Der Glatzkopf lächelte jovial. "Lassen Sie es mich so ausdrücken, mein lieber Kapitän: Mir ist es lieber, wenn neununddreißig, achtunddreißig oder auch nur dreißig Raketen in Argentinien ankommen als gar keine. Ich gebe Ihnen als Schutz vor kleineren Schiffen Männer mit Panzerfäusten mit, und für den Einsatz gegen größere Schiffe erlaube ich Ihnen, meine Sizzler abzufeuern. Aber nur eine pro Schiff. Und ich rede hier von Korvetten an aufwärts, nicht von Patrouillenbooten. Die kriegen Sie mit den Panzerfäusten geknackt." Er lächelte spitzbübisch. "Sie haben den Befehl über diese Waffen, aber einer meiner Männer wird Ihnen mit seinem Rat zur Seite stehen. Hören Sie auf ihn, denn ich will in der Tat nicht alle vierzig Raketen verlieren. Die Verluste, die sich hieraus ergeben, sind für mich exorbitant."
"Sie wären bereit, zehn Raketen einzusetzen, um die anderen dreißig rüberschaffen zu können?", fragte Kemibwa.
"Meinetwegen auch zwanzig. Aber die Hälfte muss ich rüberschaffen, sonst kann ich jedes zukünftige Geschäft in Südamerika für eine lange Zeit vergessen."

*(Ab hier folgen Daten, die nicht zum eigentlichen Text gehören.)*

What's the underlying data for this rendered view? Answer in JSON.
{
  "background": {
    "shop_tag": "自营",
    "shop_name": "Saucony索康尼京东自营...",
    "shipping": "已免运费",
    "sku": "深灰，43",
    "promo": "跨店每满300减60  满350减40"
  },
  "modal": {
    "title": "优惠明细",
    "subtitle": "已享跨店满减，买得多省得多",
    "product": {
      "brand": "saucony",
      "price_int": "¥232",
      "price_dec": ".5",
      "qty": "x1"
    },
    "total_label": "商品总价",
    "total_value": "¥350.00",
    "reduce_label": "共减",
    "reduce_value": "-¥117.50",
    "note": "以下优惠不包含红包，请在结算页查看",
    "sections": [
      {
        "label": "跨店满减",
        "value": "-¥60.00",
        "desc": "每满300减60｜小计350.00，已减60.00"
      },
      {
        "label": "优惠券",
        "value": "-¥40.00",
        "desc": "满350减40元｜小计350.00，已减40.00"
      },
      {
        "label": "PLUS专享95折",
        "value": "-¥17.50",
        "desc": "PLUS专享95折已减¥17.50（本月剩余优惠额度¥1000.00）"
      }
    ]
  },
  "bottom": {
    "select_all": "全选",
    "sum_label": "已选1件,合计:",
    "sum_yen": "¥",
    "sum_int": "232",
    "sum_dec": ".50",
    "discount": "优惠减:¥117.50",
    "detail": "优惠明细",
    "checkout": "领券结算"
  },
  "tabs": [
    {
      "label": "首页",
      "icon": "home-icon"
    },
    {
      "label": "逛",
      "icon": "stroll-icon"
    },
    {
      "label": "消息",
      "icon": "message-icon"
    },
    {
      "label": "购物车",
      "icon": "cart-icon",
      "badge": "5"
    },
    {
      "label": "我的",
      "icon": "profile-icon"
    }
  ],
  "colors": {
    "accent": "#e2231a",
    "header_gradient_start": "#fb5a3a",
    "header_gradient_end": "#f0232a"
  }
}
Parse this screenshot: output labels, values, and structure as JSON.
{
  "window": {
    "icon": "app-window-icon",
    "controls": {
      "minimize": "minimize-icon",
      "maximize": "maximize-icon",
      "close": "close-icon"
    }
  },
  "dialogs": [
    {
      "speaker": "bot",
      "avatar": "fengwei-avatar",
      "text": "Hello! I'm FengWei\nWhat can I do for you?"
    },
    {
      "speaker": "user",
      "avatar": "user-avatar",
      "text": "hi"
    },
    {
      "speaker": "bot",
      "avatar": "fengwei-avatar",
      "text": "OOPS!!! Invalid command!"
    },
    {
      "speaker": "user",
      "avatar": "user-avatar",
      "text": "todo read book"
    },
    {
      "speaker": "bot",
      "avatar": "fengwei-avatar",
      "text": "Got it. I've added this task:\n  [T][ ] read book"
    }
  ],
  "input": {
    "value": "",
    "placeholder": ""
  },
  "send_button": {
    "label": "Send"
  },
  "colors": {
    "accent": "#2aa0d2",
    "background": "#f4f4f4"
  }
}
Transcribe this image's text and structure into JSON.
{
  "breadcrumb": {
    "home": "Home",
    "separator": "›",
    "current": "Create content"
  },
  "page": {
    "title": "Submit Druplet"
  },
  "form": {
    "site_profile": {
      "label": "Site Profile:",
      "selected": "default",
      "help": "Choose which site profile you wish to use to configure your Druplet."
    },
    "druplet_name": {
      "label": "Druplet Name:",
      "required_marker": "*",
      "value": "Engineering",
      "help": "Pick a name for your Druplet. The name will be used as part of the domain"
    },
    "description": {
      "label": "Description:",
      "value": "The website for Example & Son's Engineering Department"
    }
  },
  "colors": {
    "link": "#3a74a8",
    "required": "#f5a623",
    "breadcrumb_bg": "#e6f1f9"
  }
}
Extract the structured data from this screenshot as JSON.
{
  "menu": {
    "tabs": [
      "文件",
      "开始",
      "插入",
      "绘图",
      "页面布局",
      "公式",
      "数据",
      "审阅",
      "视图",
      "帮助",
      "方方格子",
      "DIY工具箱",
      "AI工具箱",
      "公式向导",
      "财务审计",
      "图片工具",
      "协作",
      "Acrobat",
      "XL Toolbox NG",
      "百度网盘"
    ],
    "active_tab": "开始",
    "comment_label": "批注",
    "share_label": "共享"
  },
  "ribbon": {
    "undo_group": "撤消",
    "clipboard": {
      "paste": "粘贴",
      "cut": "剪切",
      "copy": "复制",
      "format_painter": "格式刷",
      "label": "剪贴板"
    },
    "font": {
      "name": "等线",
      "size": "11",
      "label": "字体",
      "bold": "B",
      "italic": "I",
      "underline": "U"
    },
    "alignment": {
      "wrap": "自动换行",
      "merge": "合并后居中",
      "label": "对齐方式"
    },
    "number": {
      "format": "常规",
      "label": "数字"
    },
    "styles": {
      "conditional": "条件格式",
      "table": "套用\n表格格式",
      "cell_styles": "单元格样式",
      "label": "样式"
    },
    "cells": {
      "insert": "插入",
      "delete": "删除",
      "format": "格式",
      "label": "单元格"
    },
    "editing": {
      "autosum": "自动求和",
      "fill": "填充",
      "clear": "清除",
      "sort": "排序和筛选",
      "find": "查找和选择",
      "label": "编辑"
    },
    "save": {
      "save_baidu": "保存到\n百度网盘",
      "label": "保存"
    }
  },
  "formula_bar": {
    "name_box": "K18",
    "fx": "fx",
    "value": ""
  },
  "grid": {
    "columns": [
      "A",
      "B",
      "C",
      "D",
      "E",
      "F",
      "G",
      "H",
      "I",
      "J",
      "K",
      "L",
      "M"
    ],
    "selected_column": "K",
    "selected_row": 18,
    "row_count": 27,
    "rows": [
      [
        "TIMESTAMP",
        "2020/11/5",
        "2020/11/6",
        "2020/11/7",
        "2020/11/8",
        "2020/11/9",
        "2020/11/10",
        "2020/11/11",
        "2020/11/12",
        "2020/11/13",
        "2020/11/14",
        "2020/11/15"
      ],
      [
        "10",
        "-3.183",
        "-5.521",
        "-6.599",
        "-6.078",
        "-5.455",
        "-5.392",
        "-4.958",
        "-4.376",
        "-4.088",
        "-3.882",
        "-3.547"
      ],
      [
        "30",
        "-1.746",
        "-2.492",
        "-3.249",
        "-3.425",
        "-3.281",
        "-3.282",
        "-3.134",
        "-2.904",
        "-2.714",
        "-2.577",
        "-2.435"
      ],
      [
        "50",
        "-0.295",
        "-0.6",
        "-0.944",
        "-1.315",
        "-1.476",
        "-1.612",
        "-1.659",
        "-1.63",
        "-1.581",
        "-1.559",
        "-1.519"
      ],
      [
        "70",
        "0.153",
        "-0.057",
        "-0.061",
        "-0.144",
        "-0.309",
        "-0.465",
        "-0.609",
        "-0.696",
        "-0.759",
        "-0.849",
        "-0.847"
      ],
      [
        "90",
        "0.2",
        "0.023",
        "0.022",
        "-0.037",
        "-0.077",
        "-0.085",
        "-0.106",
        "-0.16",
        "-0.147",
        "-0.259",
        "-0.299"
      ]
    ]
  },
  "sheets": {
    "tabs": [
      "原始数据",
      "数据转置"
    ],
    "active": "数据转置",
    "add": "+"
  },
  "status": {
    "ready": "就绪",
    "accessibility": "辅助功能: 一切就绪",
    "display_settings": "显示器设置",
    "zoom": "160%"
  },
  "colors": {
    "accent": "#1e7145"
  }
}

Er winkte mit einer freundlichen, aber leicht arroganten Geste nach einem Mann, der bei den Verladearbeiten zusah. Er war weiß. "Dies ist Leutnant Bukow. Er ist mit der Sizzler vertraut. Er befehligt auch das Abwehrteam mit den Panzerfäusten. Und er wird Sie unterstützen, Kapitän."
Der Mann, offensichtlich ein Russe, lächelte offenherzig und reichte dem schwarzen Upeti die Hand.
Kemibwa griff zu und stellte fest, dass der Mann einen festen, trockenen Händedruck hatte. "Freut mich, Sie an Bord zu haben, Leutnant. Zusammen werden wir die Babies schon nach Argentinien schippern."
"Vor allem sollten wir das schnell tun. Soweit ich weiß, ist die Abraham Lincoln seit gestern im Südatlantik. Und mit jeder Stunde kommt sie rund fünfzig Kilometer voran. Ich möchte weder in die Reichweite ihrer Flieger geraten, noch in die ihrer Begleitschiffe. Und was das Kaiserreich und Ganbo angeht, so werden wir ihnen sehr deutlich klarmachen, dass wir weder an Kontrollen, noch an Stopps Interesse haben."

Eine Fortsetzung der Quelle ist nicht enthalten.